Soon after, it was discovered that the registration page was displaying the personal information of players who had already signed up — including usernames, dates of birth, and email addresses.
It's more bad press for a videogame company with an already less-than-stellar reputation amongst gamers.
RELATED: ALMOST THE ENTIRE POPULATION OF ECUADOR HAD ITS DATA LEAKED
EA data leak
As Engadget reports, high-profile, professional, and casual players were all equally affected. EA took down the page 30 minutes after the problem was discovered.

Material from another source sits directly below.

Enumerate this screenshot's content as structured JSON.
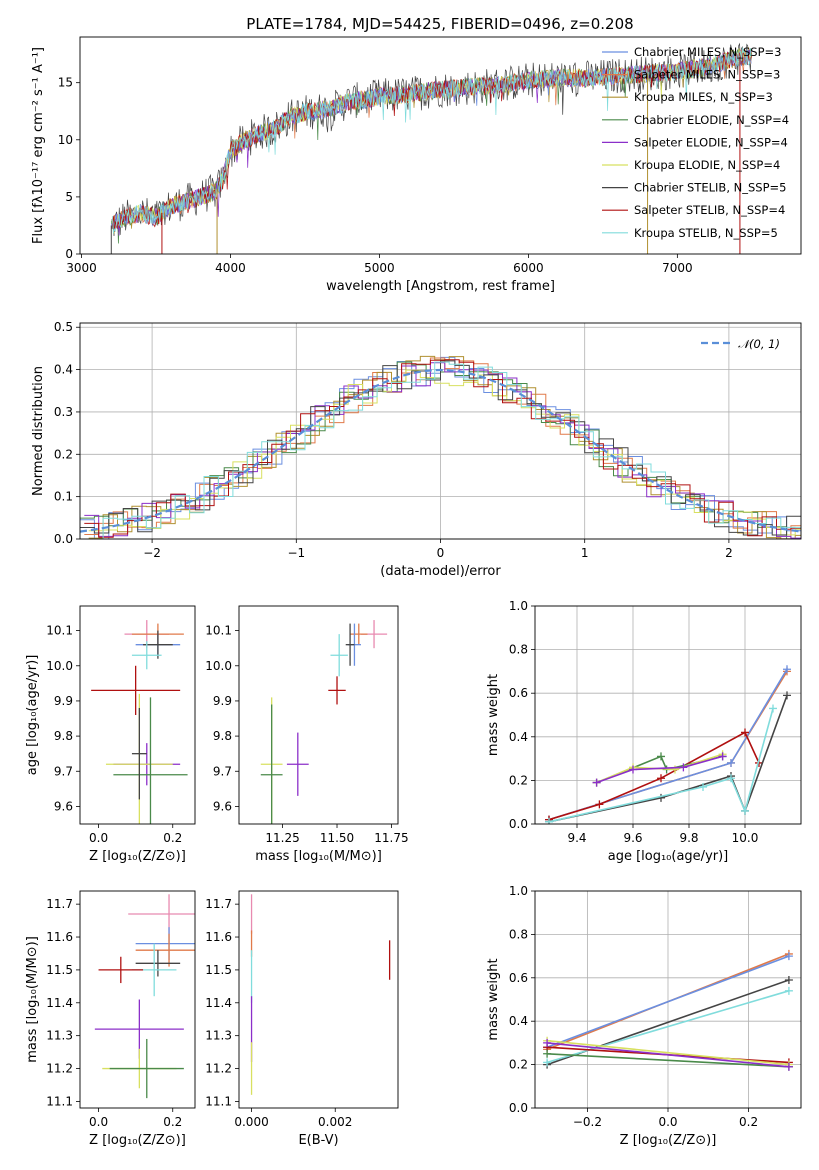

However, the company confirmed that 1,600 players were affected. It is currently taking steps to contact affected users and help protect their accounts.
The data leak comes from a company that is hardly held in high regard by gamers at the time of writing.
Before I get to the absolute farce of that competitive bullshit, when you click the link register for verification you get other people's personal information!!!!!! WTFF, this is a new low even for this joke of a company— Kurt (@Kurt0411Fifa) October 3, 2019
Electronic Arts (EA) has been at the forefront of questionable monetization efforts from videogame companies over the last few years.
The company has previously been called out by a U.S. legislator for its "predatory practices."
Namely, EA has used loot boxes in their games to make gamers pay much more than the original price of a game.
For example, in videogame Star Wars Battlefront II, players could spend countless hours doing repetitive tasks in order to unlock series staple Darth Vader, or they could pay to unlock him. The practice has been dubbed "pay to win."
When these monetization strategies were called out, EA tried to simply rebrand loot boxes and sell them under a different name.
Speaking about the leaked data incident, Ray Walsh, Digital Privacy Expert at Proprivacy.com, said, "it is unclear at this time whether updating the password for your account will help, but users are advised to do so as a precaution, as well as keeping an eye on any bank accounts that may be linked to their player IDs."